Data Transfer to Luxembourg
Following Israel, the US and Poland, Luxembourg has now also received copies of data from the archives of the International Tracing Service (ITS) in Bad Arolsen. The recipient institution is the Centre de Documentation et de Recherche sur la Résistance (Documentation and Research Centre on the Resistance) directed by Paul Dostert in Luxembourg. In accordance with a resolution from the International Commission responsible for overseeing the work of ITS all eleven member states are entitled to digital copies of the documents archived in Bad Arolsen.
“We are pleased about the decision of Luxembourg to utilise ITS documents for research in their own country. The files convey a detailed picture of the ramifications of Nazi persecution all across Europe,” said ITS Director Jean-Luc Blondel. Apart from the Luxembourg documentation centre, the Yad Vashem Memorial in Jerusalem, the United States Holocaust Memorial Museum in Washington, D.C. and the Institute of National Remembrance in Warsaw are all already working with document scans from the ITS archives.

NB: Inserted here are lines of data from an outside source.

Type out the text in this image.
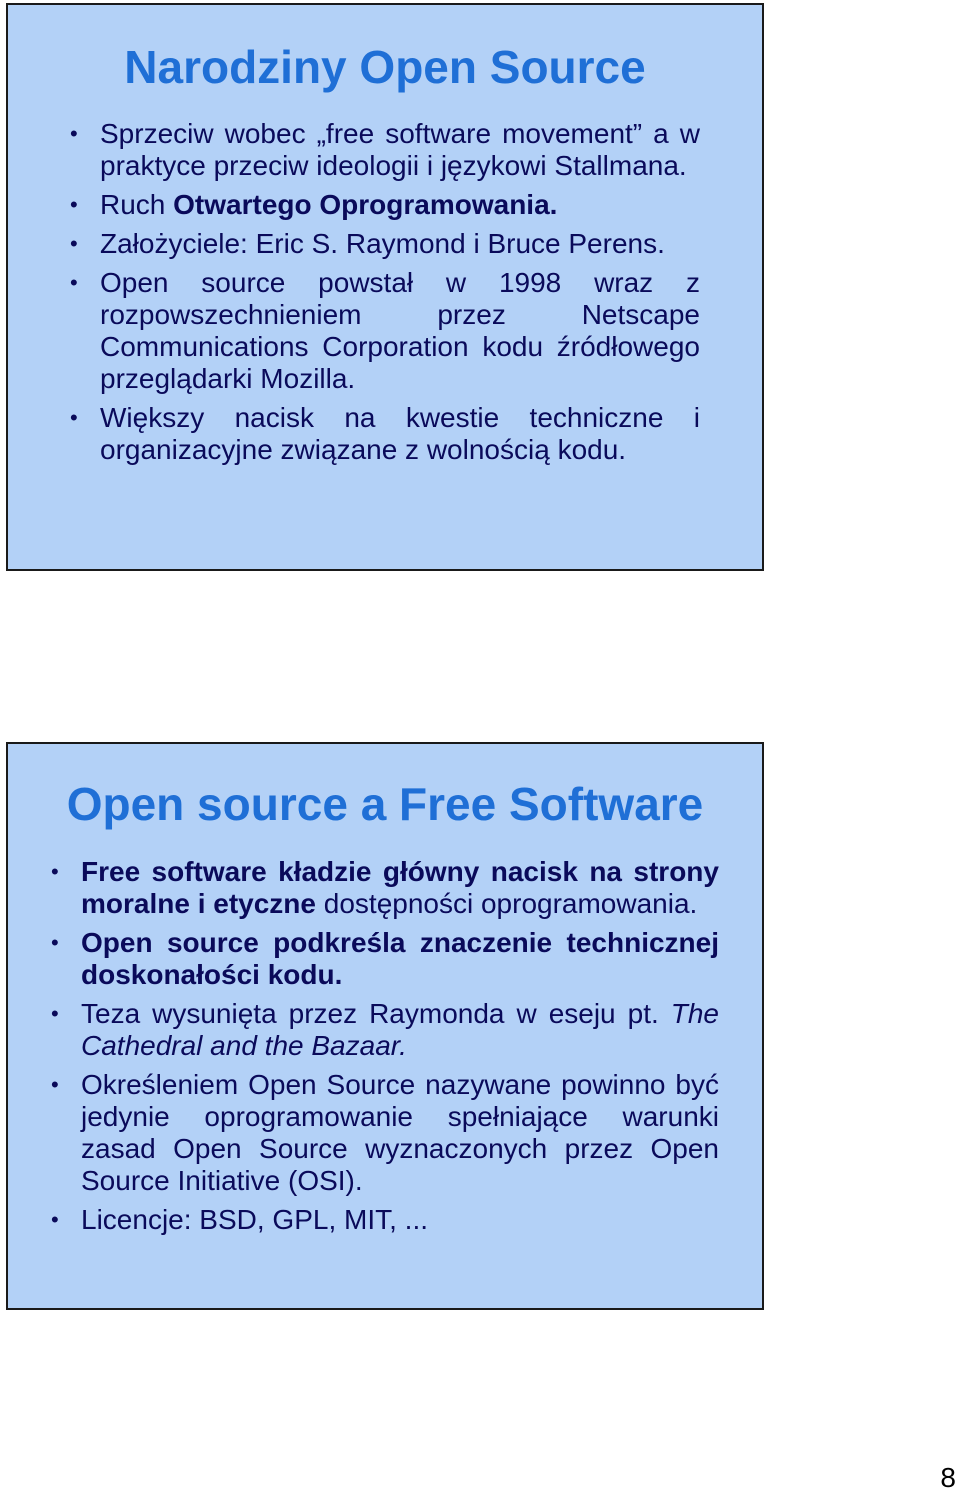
Narodziny Open Source
• Sprzeciw wobec „free software movement” a w praktyce przeciw ideologii i językowi Stallmana.
• Ruch Otwartego Oprogramowania.
• Założyciele: Eric S. Raymond i Bruce Perens.
• Open source powstał w 1998 wraz z rozpowszechnieniem przez Netscape Communications Corporation kodu źródłowego przeglądarki Mozilla.
• Większy nacisk na kwestie techniczne i organizacyjne związane z wolnością kodu.
Open source a Free Software
• Free software kładzie główny nacisk na strony moralne i etyczne dostępności oprogramowania.
• Open source podkreśla znaczenie technicznej doskonałości kodu.
• Teza wysunięta przez Raymonda w eseju pt. The Cathedral and the Bazaar.
• Określeniem Open Source nazywane powinno być jedynie oprogramowanie spełniające warunki zasad Open Source wyznaczonych przez Open Source Initiative (OSI).
• Licencje: BSD, GPL, MIT, ...
8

Up until now around 80 million images and roughly six terabytes of data have been handed over to these institutions, including documents on concentration camps, ghettos and prisons (ca. 18 million images), the ITS central name index (ca. 42 million images), registration cards of displaced persons (ca. 7 million images), and documents concerning forced labour (ca. 13 million images).
The remaining documents on DPs and emigration are presently being scanned. The files of the children’s tracing service as well as the so-called general documents and the correspondence between ITS and victims and their family members will follow. “Digitisation is a top priority for us,” says Blondel. “It opens up perspectives for a fast, free flow of information.”